Israel, Designed To Absorb Jewish Refugees, Now Struggles With African Migrant Wave
This week’s protests in Tel Aviv are the fruit of nearly a decade of government indecision about how to handle an influx of strangers
While the center is a relative success, she does not feel much more secure in Tel Aviv. “You don’t know what will happen tomorrow. Tomorrow the government may send you to prison.”
“Prison” means Sahronim, a massive complex near the Sinai border. Just about every African asylum-seeker who makes it into Israel will spend time there. It’s the first stop, where the government processes the people it calls “infiltrators.” Lately it’s also become the last stop for nearly everyone, after the government passed legislation that imprisons every new illegal arrival for three years. Just driving up to the main entrance brings out several officers. “This is a closed military zone, do not to take any pictures,” they say.
In between the prison and the lawlessness of the Sinai, there is a part school, part refugee camp in Nitzana for underage Eritrean migrants. It is the unlikely offspring of law, bureaucracy, and a few good hearts. Inside, 50 Eritrean teenagers study Hebrew and English, mathematics and sciences. The bureaucratic term for them is “unaccompanied minors”—their parents and relatives are missing or struggling back at home in Eritrea. Here the teenagers recuperate, some from their journeys, some from the beatings and torture they endured in Sinai, within sight of the desert and prisons they escaped.
In this lonely corner of Israel, Sahronim and Nitzana make plain the contradictions of the country’s response to a situation that no one asked for and no one saw coming. In June 2012, the government amended the Prevention of Infiltration Law, empowering the state to imprison new migrants for up to three years. The law also gave the police sweeping powers to detain any African suspected of crime—a procedure called administrative detention.

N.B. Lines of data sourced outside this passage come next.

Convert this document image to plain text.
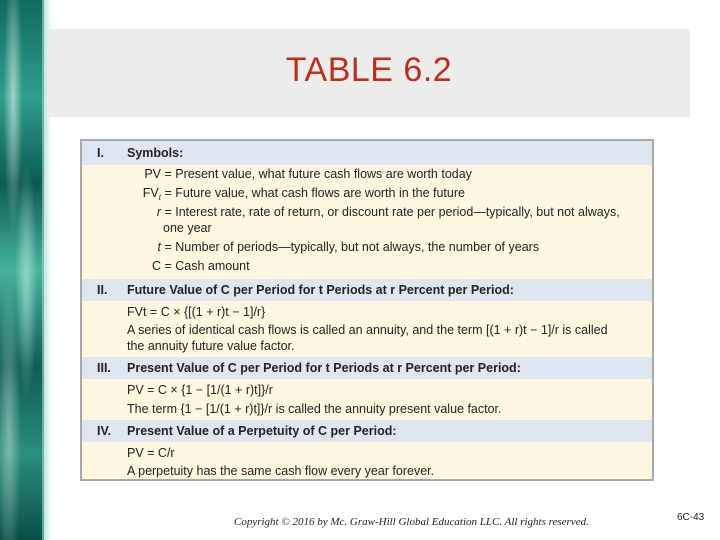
TABLE 6.2
I. Symbols:
PV = Present value, what future cash flows are worth today
$FV_t$ = Future value, what cash flows are worth in the future
r = Interest rate, rate of return, or discount rate per period—typically, but not always,
one year
t = Number of periods—typically, but not always, the number of years
C = Cash amount
II. Future Value of C per Period for t Periods at r Percent per Period:
FVt = C × {[(1 + r)t − 1]/r}
A series of identical cash flows is called an annuity, and the term [(1 + r)t − 1]/r is called
the annuity future value factor.
III. Present Value of C per Period for t Periods at r Percent per Period:
PV = C × {1 − [1/(1 + r)t]}/r
The term {1 − [1/(1 + r)t]}/r is called the annuity present value factor.
IV. Present Value of a Perpetuity of C per Period:
PV = C/r
A perpetuity has the same cash flow every year forever.
Copyright © 2016 by Mc. Graw-Hill Global Education LLC. All rights reserved.	6C-43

Asaf Weitzen, a lawyer who handles asylum cases, explained the legal rationale: “If I go to Israel and I do something illegal, the state has two options. It could put me on trial but why waste the money? They could say instead, ‘I’m sorry this isn’t working out. It’s not you, it’s us. Take care.’ So, they’d put me on a plane, stamp my passport 10 years denied entrance to Israel, and end of story.” But the asylum seekers cannot be deported. “So they say, ‘It’s not you, it’s us, it’s not working,’ but instead of expelling them, they just put them in detention for an unlimited period of time.”
In the past, the government has argued that the purpose of this law was security. “But in the last version, they did not ‘hide’ anymore,” Weitzen told me. “In this law it was clearly stated that the purpose of the law is to deter work infiltrators from entering Israel. They didn’t say anything about security anymore. Because they realized it’s a joke. None of these people ever attempted to violate our security.”

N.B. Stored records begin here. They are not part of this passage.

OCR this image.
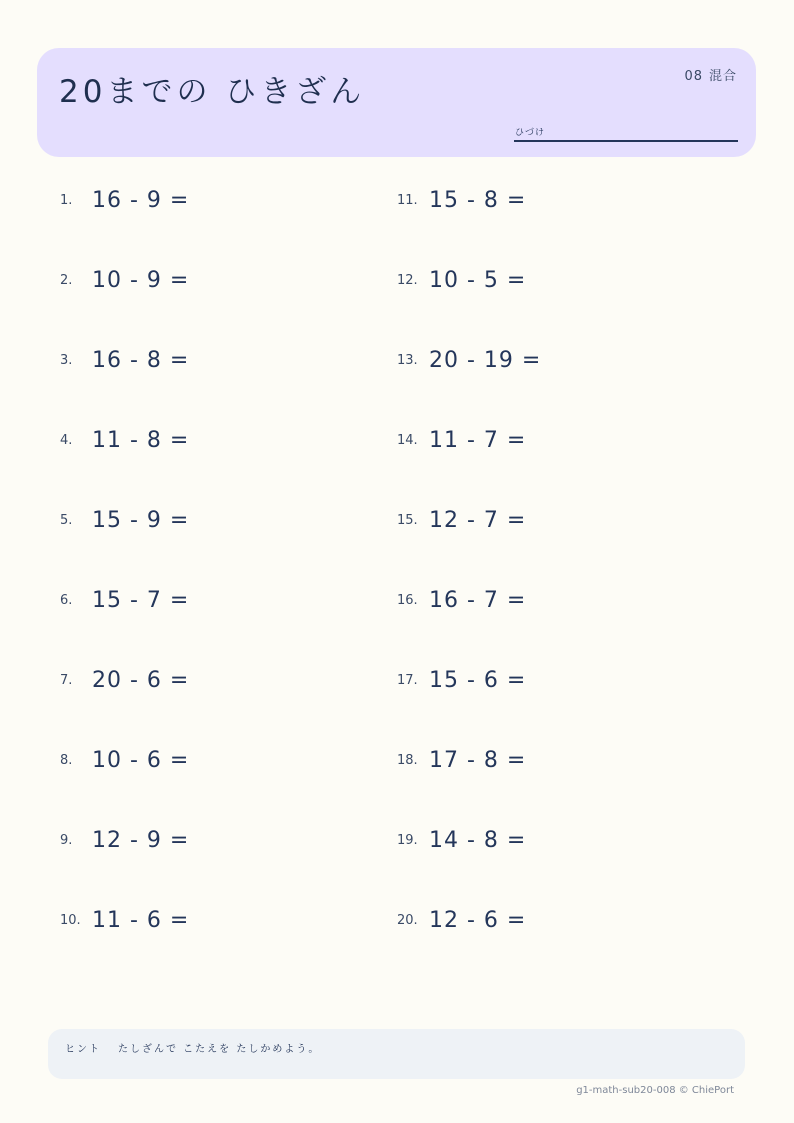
20までの ひきざん	08 混合
ひづけ
1. 16 - 9 =
2. 10 - 9 =
3. 16 - 8 =
4. 11 - 8 =
5. 15 - 9 =
6. 15 - 7 =
7. 20 - 6 =
8. 10 - 6 =
9. 12 - 9 =
10. 11 - 6 =
11. 15 - 8 =
12. 10 - 5 =
13. 20 - 19 =
14. 11 - 7 =
15. 12 - 7 =
16. 16 - 7 =
17. 15 - 6 =
18. 17 - 8 =
19. 14 - 8 =
20. 12 - 6 =
ヒント たしざんで こたえを たしかめよう。
g1-math-sub20-008 © ChiePort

Most of those involved in migrant issues believe the core of the asylum-seeker problem lies with Israel’s refugee status determination, or RSD, process. That’s the process by which any state decides which asylum seekers are genuine refugees and which can be safely deported. In Israel, the RSD process is barely functional. The acceptance rates are among the lowest in the world: only 0.2 percent of claims processed. Since the state was created in 1948, only about 170 non-Jewish refugees have been officially recognized. And since 2009, only one African migrant has been declared a refugee—an albino baby born to parents from the Ivory Coast.
“No country really likes refugees,” Weitzen said. “But what is amazing is that in other countries, the recognition rates are 10 to 30 percent. The refugees are the same refugees. How come there is such a huge difference?”
The majority of Israel’s migrants are from Eritrea and Sudan. Until very recently, their claims weren’t even being processed. Weitzen argues that the government isn’t in a hurry to assess claims because recognition rates for Eritreans and Sudanese are high in the developed world. In Canada, 97 percent of Eritreans seeking asylum have been recognized. In the United Kingdom, 76 percent. In the United States, 86 percent. “That’s a good indication that even here in Israel, the ratio could be the same,” said Sharon Harel, the representative in Israel of the U.N.’s High Commission for Refugees. “If people’s cases could be documented and heard, you know if they will have an interview.”
Many of the migrants feel the same way. “I want the Israeli government to check us, to interview us, to make the refugee status determination and to interview every individual to know why he is leaving his country, why it made him run away,” said Gabriel Tekli, an Eritrean shop owner and political activist in South Tel Aviv. “And based on that, to make a decision, whether he is a refugee or not. But giving us a collective name—work infiltrators—without checking individual stories … ” He trailed off, and then added: “It does not feel good.”